The company's operating profit of $277.4 million for the period was down 5.9% from the $294.8 million reported in the previous corresponding period.
Reported profit of $152.9 million was down 6.7% on the pcp but 1.7% ahead of Forsyth Barr forecasts.
Forsyth Barr broker Andrew Rooney said that some ''slightly negative'' figures below the operating line meant normalised profit was only $2.3 million ahead of his forecast at $108 million.
''There was no single area where TrustPower outperformed our numbers. It was a combination of factors. Electricity revenue was ahead by $2.4 million, predominantly made up from Australia.''
Other revenue was up $1.8 million and although the reason was not 100% clear, it was likely to be from irrigation revenue, he said.
The outlook comments were limited, with a bland statement the company expected earnings momentum to be regained in 2015 - no big surprise given the completion of Snowtown II wind farm.
TrustPower did say the wind farm continued to progress well and 81% of the 90 turbines were now commissioned. There only remained 10 turbines to be erected and the wind farm was on schedule to be fully commissioned in September, two months ahead of schedule, Mr Rooney said.
TrustPower chairman Bruce Harker said the company had previously noted two significant events giving it cause to reflect on the level of regulatory risk the group was exposed to in New Zealand.
They were the Electricity Authority's proposals to revise the current transmission pricing framework and the Labour-Green proposal to abolish the current competitive wholesale and retail market model and replace it with a single-buyer model.
''At this stage, it remains unclear whether the Electricity Authority will push ahead with its reform proposals and a final decision is not expected to be made until 2015.''
The Labour and Green parties had released little further detail on the single-buyer model, Dr Harker said.

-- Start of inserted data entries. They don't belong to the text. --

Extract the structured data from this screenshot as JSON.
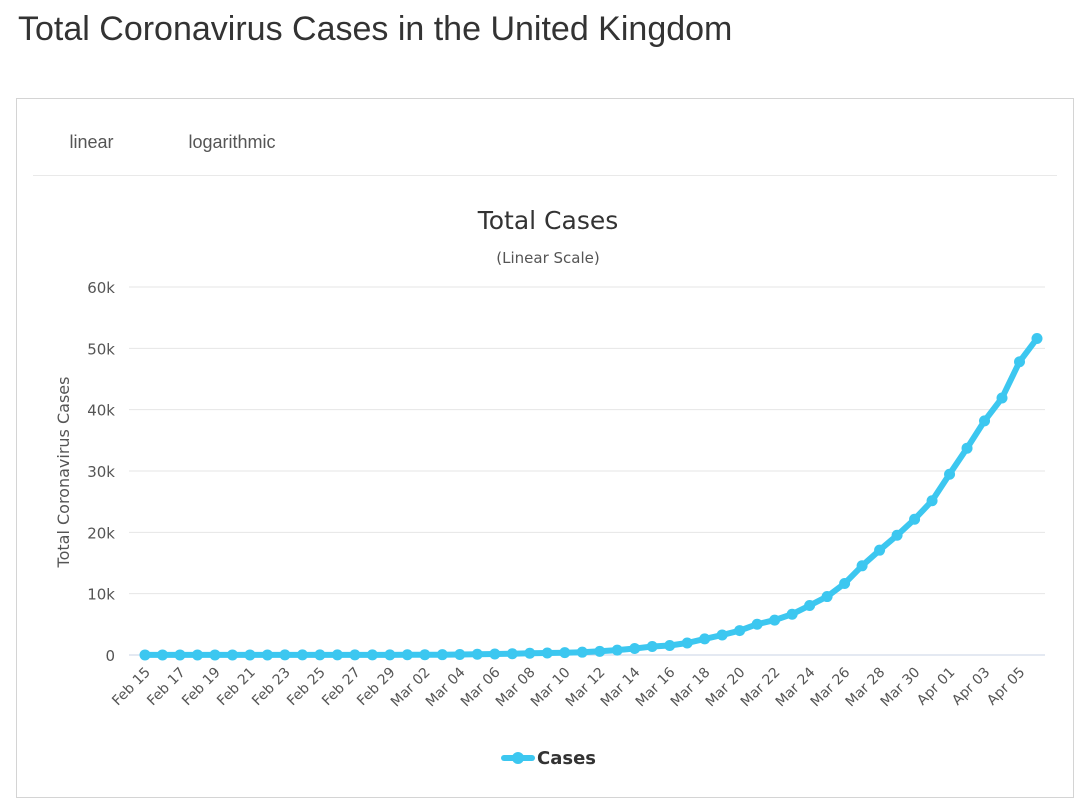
{
  "page": {
    "title": "Total Coronavirus Cases in the United Kingdom"
  },
  "tabs": [
    {
      "label": "linear",
      "active": true
    },
    {
      "label": "logarithmic",
      "active": false
    }
  ],
  "colors": {
    "series": "#3cc7f0",
    "grid": "#e6e6e6",
    "tab_active": "#3cc7f0"
  },
  "chart_data": {
    "type": "line",
    "title": "Total Cases",
    "subtitle": "(Linear Scale)",
    "ylabel": "Total Coronavirus Cases",
    "xlabel": "",
    "ylim": [
      0,
      60000
    ],
    "yticks": [
      0,
      10000,
      20000,
      30000,
      40000,
      50000,
      60000
    ],
    "ytick_labels": [
      "0",
      "10k",
      "20k",
      "30k",
      "40k",
      "50k",
      "60k"
    ],
    "legend": "bottom-center",
    "grid": true,
    "x": [
      "Feb 15",
      "Feb 16",
      "Feb 17",
      "Feb 18",
      "Feb 19",
      "Feb 20",
      "Feb 21",
      "Feb 22",
      "Feb 23",
      "Feb 24",
      "Feb 25",
      "Feb 26",
      "Feb 27",
      "Feb 28",
      "Feb 29",
      "Mar 01",
      "Mar 02",
      "Mar 03",
      "Mar 04",
      "Mar 05",
      "Mar 06",
      "Mar 07",
      "Mar 08",
      "Mar 09",
      "Mar 10",
      "Mar 11",
      "Mar 12",
      "Mar 13",
      "Mar 14",
      "Mar 15",
      "Mar 16",
      "Mar 17",
      "Mar 18",
      "Mar 19",
      "Mar 20",
      "Mar 21",
      "Mar 22",
      "Mar 23",
      "Mar 24",
      "Mar 25",
      "Mar 26",
      "Mar 27",
      "Mar 28",
      "Mar 29",
      "Mar 30",
      "Mar 31",
      "Apr 01",
      "Apr 02",
      "Apr 03",
      "Apr 04",
      "Apr 05",
      "Apr 06"
    ],
    "xtick_labels": [
      "Feb 15",
      "Feb 17",
      "Feb 19",
      "Feb 21",
      "Feb 23",
      "Feb 25",
      "Feb 27",
      "Feb 29",
      "Mar 02",
      "Mar 04",
      "Mar 06",
      "Mar 08",
      "Mar 10",
      "Mar 12",
      "Mar 14",
      "Mar 16",
      "Mar 18",
      "Mar 20",
      "Mar 22",
      "Mar 24",
      "Mar 26",
      "Mar 28",
      "Mar 30",
      "Apr 01",
      "Apr 03",
      "Apr 05"
    ],
    "series": [
      {
        "name": "Cases",
        "values": [
          9,
          9,
          9,
          9,
          9,
          9,
          9,
          9,
          13,
          13,
          13,
          13,
          15,
          20,
          23,
          36,
          40,
          51,
          87,
          116,
          164,
          209,
          278,
          321,
          383,
          460,
          596,
          797,
          1061,
          1391,
          1543,
          1950,
          2626,
          3269,
          3983,
          5018,
          5683,
          6650,
          8077,
          9529,
          11658,
          14543,
          17089,
          19522,
          22141,
          25150,
          29474,
          33718,
          38168,
          41903,
          47806,
          51608
        ]
      }
    ]
  }
}
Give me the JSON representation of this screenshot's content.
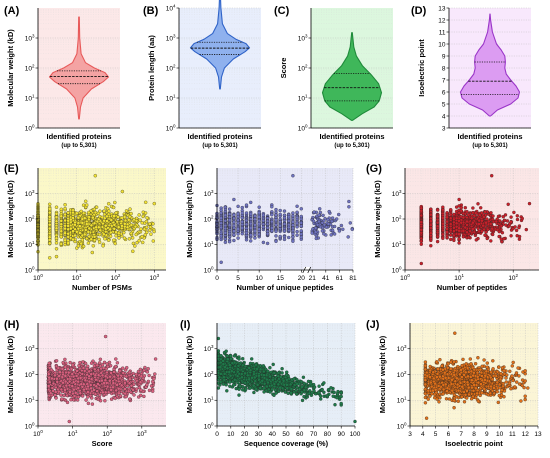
{
  "chart_data": [
    {
      "panel": "(A)",
      "type": "violin",
      "ylabel": "Molecular weight (kD)",
      "xlabel": "Identified proteins",
      "xsub": "(up to 5,301)",
      "yscale": "log",
      "ylim": [
        1,
        10000
      ],
      "yticks": [
        {
          "v": 1,
          "b": "10",
          "e": "0"
        },
        {
          "v": 10,
          "b": "10",
          "e": "1"
        },
        {
          "v": 100,
          "b": "10",
          "e": "2"
        },
        {
          "v": 1000,
          "b": "10",
          "e": "3"
        }
      ],
      "quartiles": [
        30,
        52,
        80
      ],
      "profile": [
        [
          2,
          0.01
        ],
        [
          5,
          0.05
        ],
        [
          10,
          0.14
        ],
        [
          20,
          0.42
        ],
        [
          35,
          0.82
        ],
        [
          50,
          1.0
        ],
        [
          70,
          0.88
        ],
        [
          100,
          0.52
        ],
        [
          150,
          0.22
        ],
        [
          300,
          0.07
        ],
        [
          1000,
          0.025
        ],
        [
          5000,
          0.01
        ]
      ],
      "color": "#e85a5a",
      "fill": "#f4a3a3",
      "bg": "#fce8e8"
    },
    {
      "panel": "(B)",
      "type": "violin",
      "ylabel": "Protein length (aa)",
      "xlabel": "Identified proteins",
      "xsub": "(up to 5,301)",
      "yscale": "log",
      "ylim": [
        1,
        10000
      ],
      "yticks": [
        {
          "v": 1,
          "b": "10",
          "e": "0"
        },
        {
          "v": 10,
          "b": "10",
          "e": "1"
        },
        {
          "v": 100,
          "b": "10",
          "e": "2"
        },
        {
          "v": 1000,
          "b": "10",
          "e": "3"
        },
        {
          "v": 10000,
          "b": "10",
          "e": "4"
        }
      ],
      "quartiles": [
        280,
        460,
        720
      ],
      "profile": [
        [
          20,
          0.01
        ],
        [
          50,
          0.05
        ],
        [
          100,
          0.15
        ],
        [
          200,
          0.45
        ],
        [
          350,
          0.85
        ],
        [
          470,
          1.0
        ],
        [
          650,
          0.88
        ],
        [
          900,
          0.55
        ],
        [
          1400,
          0.25
        ],
        [
          3000,
          0.08
        ],
        [
          10000,
          0.03
        ],
        [
          33000,
          0.01
        ]
      ],
      "color": "#2f63c8",
      "fill": "#8fb1ee",
      "bg": "#e8eefc"
    },
    {
      "panel": "(C)",
      "type": "violin",
      "ylabel": "Score",
      "xlabel": "Identified proteins",
      "xsub": "(up to 5,301)",
      "yscale": "log",
      "ylim": [
        1,
        10000
      ],
      "yticks": [
        {
          "v": 1,
          "b": "10",
          "e": "0"
        },
        {
          "v": 10,
          "b": "10",
          "e": "1"
        },
        {
          "v": 100,
          "b": "10",
          "e": "2"
        },
        {
          "v": 1000,
          "b": "10",
          "e": "3"
        }
      ],
      "quartiles": [
        8,
        22,
        65
      ],
      "profile": [
        [
          1.8,
          0.02
        ],
        [
          3,
          0.35
        ],
        [
          5,
          0.75
        ],
        [
          8,
          0.92
        ],
        [
          15,
          1.0
        ],
        [
          30,
          0.9
        ],
        [
          60,
          0.65
        ],
        [
          120,
          0.35
        ],
        [
          250,
          0.15
        ],
        [
          500,
          0.06
        ],
        [
          1500,
          0.01
        ]
      ],
      "color": "#1f8a3a",
      "fill": "#3fb75a",
      "bg": "#dcf7de"
    },
    {
      "panel": "(D)",
      "type": "violin",
      "ylabel": "Isoelectric point",
      "xlabel": "Identified proteins",
      "xsub": "(up to 5,301)",
      "yscale": "linear",
      "ylim": [
        3,
        13
      ],
      "yticks": [
        {
          "v": 3,
          "t": "3"
        },
        {
          "v": 4,
          "t": "4"
        },
        {
          "v": 5,
          "t": "5"
        },
        {
          "v": 6,
          "t": "6"
        },
        {
          "v": 7,
          "t": "7"
        },
        {
          "v": 8,
          "t": "8"
        },
        {
          "v": 9,
          "t": "9"
        },
        {
          "v": 10,
          "t": "10"
        },
        {
          "v": 11,
          "t": "11"
        },
        {
          "v": 12,
          "t": "12"
        },
        {
          "v": 13,
          "t": "13"
        }
      ],
      "quartiles": [
        5.8,
        6.9,
        8.5
      ],
      "profile": [
        [
          4.0,
          0.02
        ],
        [
          4.5,
          0.25
        ],
        [
          5.0,
          0.7
        ],
        [
          5.5,
          0.95
        ],
        [
          6.0,
          1.0
        ],
        [
          6.5,
          0.88
        ],
        [
          7.0,
          0.7
        ],
        [
          7.5,
          0.55
        ],
        [
          8.0,
          0.5
        ],
        [
          8.5,
          0.52
        ],
        [
          9.0,
          0.5
        ],
        [
          9.5,
          0.38
        ],
        [
          10.0,
          0.22
        ],
        [
          11.0,
          0.08
        ],
        [
          12.0,
          0.02
        ],
        [
          12.5,
          0.005
        ]
      ],
      "color": "#9a35c8",
      "fill": "#dc9cf2",
      "bg": "#f8e8fc"
    },
    {
      "panel": "(E)",
      "type": "scatter",
      "ylabel": "Molecular weight (kD)",
      "xlabel": "Number of PSMs",
      "xscale": "log",
      "xlim": [
        1,
        2000
      ],
      "yscale": "log",
      "ylim": [
        1,
        10000
      ],
      "xticks": [
        {
          "v": 1,
          "b": "10",
          "e": "0"
        },
        {
          "v": 10,
          "b": "10",
          "e": "1"
        },
        {
          "v": 100,
          "b": "10",
          "e": "2"
        },
        {
          "v": 1000,
          "b": "10",
          "e": "3"
        }
      ],
      "yticks": [
        {
          "v": 1,
          "b": "10",
          "e": "0"
        },
        {
          "v": 10,
          "b": "10",
          "e": "1"
        },
        {
          "v": 100,
          "b": "10",
          "e": "2"
        },
        {
          "v": 1000,
          "b": "10",
          "e": "3"
        }
      ],
      "cloud": {
        "xmin": 1,
        "xmax": 1000,
        "xpeak": 10,
        "ycenter": 55,
        "yspread": 0.55,
        "n": 1400,
        "discrete": true
      },
      "outliers": [
        [
          30,
          5000
        ],
        [
          2,
          3
        ],
        [
          600,
          450
        ],
        [
          1000,
          400
        ],
        [
          150,
          1200
        ]
      ],
      "color": "#f2e233",
      "bg": "#fbf8c8"
    },
    {
      "panel": "(F)",
      "type": "scatter",
      "ylabel": "Molecular weight (kD)",
      "xlabel": "Number of unique peptides",
      "xscale": "broken",
      "xlim": [
        0,
        81
      ],
      "yscale": "log",
      "ylim": [
        1,
        10000
      ],
      "xticks": [
        {
          "v": 0,
          "t": "0"
        },
        {
          "v": 5,
          "t": "5"
        },
        {
          "v": 10,
          "t": "10"
        },
        {
          "v": 15,
          "t": "15"
        },
        {
          "v": 20,
          "t": "20"
        },
        {
          "v": 21,
          "t": "21"
        },
        {
          "v": 41,
          "t": "41"
        },
        {
          "v": 61,
          "t": "61"
        },
        {
          "v": 81,
          "t": "81"
        }
      ],
      "yticks": [
        {
          "v": 1,
          "b": "10",
          "e": "0"
        },
        {
          "v": 10,
          "b": "10",
          "e": "1"
        },
        {
          "v": 100,
          "b": "10",
          "e": "2"
        },
        {
          "v": 1000,
          "b": "10",
          "e": "3"
        }
      ],
      "cloud": {
        "xmin": 0,
        "xmax": 80,
        "xpeak": 3,
        "ycenter": 60,
        "yspread": 0.5,
        "n": 1000,
        "discrete": true
      },
      "outliers": [
        [
          1,
          2
        ],
        [
          18,
          5000
        ],
        [
          60,
          150
        ],
        [
          75,
          300
        ]
      ],
      "color": "#6f73c0",
      "bg": "#e8e9f8"
    },
    {
      "panel": "(G)",
      "type": "scatter",
      "ylabel": "Molecular weight (kD)",
      "xlabel": "Number of peptides",
      "xscale": "log",
      "xlim": [
        1,
        300
      ],
      "yscale": "log",
      "ylim": [
        1,
        10000
      ],
      "xticks": [
        {
          "v": 1,
          "b": "10",
          "e": "0"
        },
        {
          "v": 10,
          "b": "10",
          "e": "1"
        },
        {
          "v": 100,
          "b": "10",
          "e": "2"
        }
      ],
      "yticks": [
        {
          "v": 1,
          "b": "10",
          "e": "0"
        },
        {
          "v": 10,
          "b": "10",
          "e": "1"
        },
        {
          "v": 100,
          "b": "10",
          "e": "2"
        },
        {
          "v": 1000,
          "b": "10",
          "e": "3"
        }
      ],
      "cloud": {
        "xmin": 2,
        "xmax": 200,
        "xpeak": 6,
        "ycenter": 60,
        "yspread": 0.5,
        "n": 1200,
        "discrete": true
      },
      "outliers": [
        [
          2,
          1.8
        ],
        [
          40,
          5000
        ],
        [
          200,
          400
        ]
      ],
      "color": "#c8202a",
      "bg": "#fbe6e6"
    },
    {
      "panel": "(H)",
      "type": "scatter",
      "ylabel": "Molecular weight (kD)",
      "xlabel": "Score",
      "xscale": "log",
      "xlim": [
        1,
        5000
      ],
      "yscale": "log",
      "ylim": [
        1,
        10000
      ],
      "xticks": [
        {
          "v": 1,
          "b": "10",
          "e": "0"
        },
        {
          "v": 10,
          "b": "10",
          "e": "1"
        },
        {
          "v": 100,
          "b": "10",
          "e": "2"
        },
        {
          "v": 1000,
          "b": "10",
          "e": "3"
        }
      ],
      "yticks": [
        {
          "v": 1,
          "b": "10",
          "e": "0"
        },
        {
          "v": 10,
          "b": "10",
          "e": "1"
        },
        {
          "v": 100,
          "b": "10",
          "e": "2"
        },
        {
          "v": 1000,
          "b": "10",
          "e": "3"
        }
      ],
      "cloud": {
        "xmin": 2,
        "xmax": 2500,
        "xpeak": 25,
        "ycenter": 55,
        "yspread": 0.55,
        "n": 1500,
        "discrete": false
      },
      "outliers": [
        [
          90,
          3000
        ],
        [
          8,
          1.5
        ],
        [
          2500,
          400
        ]
      ],
      "color": "#d9607f",
      "bg": "#fbe8ee"
    },
    {
      "panel": "(I)",
      "type": "scatter",
      "ylabel": "Molecular weight (kD)",
      "xlabel": "Sequence coverage (%)",
      "xscale": "linear",
      "xlim": [
        0,
        100
      ],
      "yscale": "log",
      "ylim": [
        1,
        10000
      ],
      "xticks": [
        {
          "v": 0,
          "t": "0"
        },
        {
          "v": 10,
          "t": "10"
        },
        {
          "v": 20,
          "t": "20"
        },
        {
          "v": 30,
          "t": "30"
        },
        {
          "v": 40,
          "t": "40"
        },
        {
          "v": 50,
          "t": "50"
        },
        {
          "v": 60,
          "t": "60"
        },
        {
          "v": 70,
          "t": "70"
        },
        {
          "v": 80,
          "t": "80"
        },
        {
          "v": 90,
          "t": "90"
        },
        {
          "v": 100,
          "t": "100"
        }
      ],
      "yticks": [
        {
          "v": 1,
          "b": "10",
          "e": "0"
        },
        {
          "v": 10,
          "b": "10",
          "e": "1"
        },
        {
          "v": 100,
          "b": "10",
          "e": "2"
        },
        {
          "v": 1000,
          "b": "10",
          "e": "3"
        }
      ],
      "cloud": {
        "xmin": 1,
        "xmax": 90,
        "xpeak": 10,
        "ycenter": 55,
        "yspread": 0.5,
        "n": 1400,
        "discrete": false,
        "decay": true
      },
      "outliers": [
        [
          1,
          2500
        ],
        [
          100,
          1.5
        ],
        [
          80,
          15
        ]
      ],
      "color": "#1f7a4a",
      "bg": "#e6eef7"
    },
    {
      "panel": "(J)",
      "type": "scatter",
      "ylabel": "Molecular weight (kD)",
      "xlabel": "Isoelectric point",
      "xscale": "linear",
      "xlim": [
        3,
        13
      ],
      "yscale": "log",
      "ylim": [
        1,
        10000
      ],
      "xticks": [
        {
          "v": 3,
          "t": "3"
        },
        {
          "v": 4,
          "t": "4"
        },
        {
          "v": 5,
          "t": "5"
        },
        {
          "v": 6,
          "t": "6"
        },
        {
          "v": 7,
          "t": "7"
        },
        {
          "v": 8,
          "t": "8"
        },
        {
          "v": 9,
          "t": "9"
        },
        {
          "v": 10,
          "t": "10"
        },
        {
          "v": 11,
          "t": "11"
        },
        {
          "v": 12,
          "t": "12"
        },
        {
          "v": 13,
          "t": "13"
        }
      ],
      "yticks": [
        {
          "v": 1,
          "b": "10",
          "e": "0"
        },
        {
          "v": 10,
          "b": "10",
          "e": "1"
        },
        {
          "v": 100,
          "b": "10",
          "e": "2"
        },
        {
          "v": 1000,
          "b": "10",
          "e": "3"
        }
      ],
      "cloud": {
        "xmin": 4.2,
        "xmax": 12,
        "xpeak": 6,
        "ycenter": 55,
        "yspread": 0.55,
        "n": 1400,
        "discrete": false
      },
      "outliers": [
        [
          6.5,
          4000
        ],
        [
          4.3,
          2
        ],
        [
          12.2,
          30
        ]
      ],
      "color": "#e0701a",
      "bg": "#fbf5d6"
    }
  ]
}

While the regulatory overhang of those issues continued, TrustPower's views had not changed.
The group believed significant policy changes needed to be carefully managed.
''TrustPower and the electricity industry need a stable and workable regulatory environment to work in. New Zealand can ill afford dramatic regulatory and policy interventions that cast aside the framework on which investors have made long-term investment decisions,'' he said.